Independent random variables R and S are such that

\[R \sim {\text{N}}(5,{\text{ 1}}){\text{ and }}S \sim {\text{N(8, 2).}}\]

The random variable V is defined by V = 3S – 4R.

Calculate P(V > 5).

(i)     \({\text{E}}(2Y + 3) = 6\)

\(2{\text{E}}(Y) + 3 = 6\)     M1

\({\text{E}}(Y) = \frac{3}{2}\)     A1

(ii)     \({\text{Var}}(2 - 3Y) = 11\)

\({\text{Var}}( - 3Y) = 11\)     (M1)

\(9{\text{Var}}(Y) = 11\)

\({\text{Var}}(Y) = \frac{{11}}{9}\)     A1

(iii)     \({\text{E}}({Y^2}) = {\text{Var}}(Y) + {\left[ {{\text{E}}(Y)} \right]^2}\)     M1

\( = \frac{{11}}{9} + \frac{9}{4}\)

\( = \frac{{125}}{{36}}\)     A1     N0

[6 marks]

 E(V) = E(3S – 4R)

 = 3E(S) – 4E(R)     M1

 = 24 – 20 = 4     A1

 Var(3S – 4R) = 9Var(S) + 16Var(R) , since R and S are independent random variables     M1

 =18 + 16 = 34     A1

 \(V \sim {\text{N}}(4,{\text{ 34}})\)

 \({\text{P}}(V > 5) = 0.432\)     A2     N0

 [6 marks]

E(Y) was calculated correctly but many could not go further to find \(Var(Y){\text{ and }}E({Y^2})Var(2)\) was often taken to be 2. V was often taken to be discrete leading to calculations such as \(P(V > 5) = 1 - P(V \leqslant 5)\).

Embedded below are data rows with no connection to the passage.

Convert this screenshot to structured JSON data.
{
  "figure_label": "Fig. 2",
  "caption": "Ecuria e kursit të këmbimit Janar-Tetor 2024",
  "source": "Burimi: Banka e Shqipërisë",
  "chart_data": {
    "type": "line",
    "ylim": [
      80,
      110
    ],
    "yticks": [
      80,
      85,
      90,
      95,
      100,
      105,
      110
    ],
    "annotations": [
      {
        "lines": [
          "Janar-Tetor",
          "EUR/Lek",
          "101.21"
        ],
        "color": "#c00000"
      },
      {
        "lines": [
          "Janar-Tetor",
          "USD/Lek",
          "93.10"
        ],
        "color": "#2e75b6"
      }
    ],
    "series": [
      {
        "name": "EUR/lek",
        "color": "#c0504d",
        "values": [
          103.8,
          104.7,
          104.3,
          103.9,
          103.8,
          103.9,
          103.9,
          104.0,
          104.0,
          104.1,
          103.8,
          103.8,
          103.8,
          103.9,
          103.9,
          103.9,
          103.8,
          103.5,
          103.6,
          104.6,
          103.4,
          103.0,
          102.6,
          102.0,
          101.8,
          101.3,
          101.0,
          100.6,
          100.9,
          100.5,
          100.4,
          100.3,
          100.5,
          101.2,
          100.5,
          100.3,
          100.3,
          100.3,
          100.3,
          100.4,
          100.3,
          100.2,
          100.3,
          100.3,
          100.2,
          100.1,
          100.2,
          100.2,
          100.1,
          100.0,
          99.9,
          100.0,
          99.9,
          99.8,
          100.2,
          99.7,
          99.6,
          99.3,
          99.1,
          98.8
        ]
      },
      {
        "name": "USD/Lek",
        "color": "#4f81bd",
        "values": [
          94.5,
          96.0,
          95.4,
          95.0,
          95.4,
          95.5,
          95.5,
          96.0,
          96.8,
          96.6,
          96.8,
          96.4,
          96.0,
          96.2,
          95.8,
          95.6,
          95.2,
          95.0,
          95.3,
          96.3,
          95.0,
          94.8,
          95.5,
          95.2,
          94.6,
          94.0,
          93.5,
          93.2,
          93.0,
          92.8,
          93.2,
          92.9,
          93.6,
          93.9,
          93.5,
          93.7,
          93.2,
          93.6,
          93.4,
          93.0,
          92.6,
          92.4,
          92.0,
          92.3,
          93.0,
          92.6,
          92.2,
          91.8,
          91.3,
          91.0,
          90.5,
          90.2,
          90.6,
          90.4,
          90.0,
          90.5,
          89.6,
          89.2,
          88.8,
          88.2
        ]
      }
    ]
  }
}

E(Y) was calculated correctly but many could not go further to find \(Var(Y){\text{ and }}E({Y^2})Var(2)\) was often taken to be 2. V was often taken to be discrete leading to calculations such as \(P(V > 5) = 1 - P(V \leqslant 5)\).